GENEL KURUL KONUŞMASI
Konu: Bazı Kanun ve Kanun Hükmünde Kararnamelerde Değişiklik Yapılmasına Dair Kanun Tasarı ve Teklifleri
Yasama Yılı:5
Birleşim:81
Tarih:23.03.2015

HDP GRUBU ADINA ADİL ZOZANİ (Hakkâri) - Teşekkür ederim Sayın Başkan.

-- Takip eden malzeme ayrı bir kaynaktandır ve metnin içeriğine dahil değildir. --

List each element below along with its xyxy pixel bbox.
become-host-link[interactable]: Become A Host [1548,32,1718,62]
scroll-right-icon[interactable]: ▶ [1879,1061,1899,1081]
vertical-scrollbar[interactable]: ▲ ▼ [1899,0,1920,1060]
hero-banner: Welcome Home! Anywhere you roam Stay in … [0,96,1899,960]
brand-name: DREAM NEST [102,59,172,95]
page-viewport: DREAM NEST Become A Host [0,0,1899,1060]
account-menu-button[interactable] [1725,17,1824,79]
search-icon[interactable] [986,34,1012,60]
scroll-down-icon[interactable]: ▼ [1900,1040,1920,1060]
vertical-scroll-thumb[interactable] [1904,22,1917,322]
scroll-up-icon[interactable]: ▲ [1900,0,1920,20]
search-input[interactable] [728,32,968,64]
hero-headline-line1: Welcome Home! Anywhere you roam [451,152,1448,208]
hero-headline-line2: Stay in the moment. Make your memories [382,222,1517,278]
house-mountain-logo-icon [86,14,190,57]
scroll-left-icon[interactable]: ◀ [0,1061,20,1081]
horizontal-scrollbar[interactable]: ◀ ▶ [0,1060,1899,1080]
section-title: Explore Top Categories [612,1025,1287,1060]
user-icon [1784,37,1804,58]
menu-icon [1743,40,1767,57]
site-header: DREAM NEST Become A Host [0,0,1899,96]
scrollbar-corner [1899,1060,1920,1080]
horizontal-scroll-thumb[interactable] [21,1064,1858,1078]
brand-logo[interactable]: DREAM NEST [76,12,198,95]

705 sıra sayılı "torba tasarı" mı diyeceğiz, "tasarı" mı diyeceğiz, "teklif" mi diyeceğiz, ne diyeceğimiz belli olmayan teklif üzerinden konuşacağız. Şunun için bu belirlemelerde bulunuyorum: Bakın, 3 maddelik Hükûmet tasarısı olarak Komisyonumuza sevk edilen bir işlemden söz ediyoruz. Bu 3 maddelik Hükûmet tasarısında ne vardı? 47 bin öğretmen kadrosu ihdasıyla ilgili bir işlem öngörüyordu. Ancak biz Komisyonda bunu Hükûmet tasarısı olarak görüşemedik çünkü 5 sayın milletvekili Hükûmetin tasarısındaki metni de kendi kanun teklif metnine ilave ederek, dâhil ederek bir torba kanun teklifi getirdiler. Biz, Komisyon çalışmaları esnasında torba mı konuşacağız, teklif mi konuşacağız, tasarı mı konuşacağız, neyi konuşacağımız belli olmadan buraya kadar geldi. Burada bir usulsüzlük olduğu kesin. Hükûmetin tasarısı kadükleştirildi. Hükûmet, tasarısında 47 bin öğretmen kadrosunun ihdasıyla ilgili olarak kamuoyuna bir söz verdi. Ama o söz... Hükûmetin tasarı metni içerisinde bir düzeltme yaparak, esasında 47 bin kadro ihdası yapıyormuş gibi bir düzenleme yapamadığı için, milletvekillerine kanun teklifi imzalatarak getirdiler. Orada -açıkça söyleyeyim- kadro bekleyen öğretmenleri bir aldatma durumu söz konusu oldu. Nasıl oldu? Dinlerseniz sizinle paylaşayım.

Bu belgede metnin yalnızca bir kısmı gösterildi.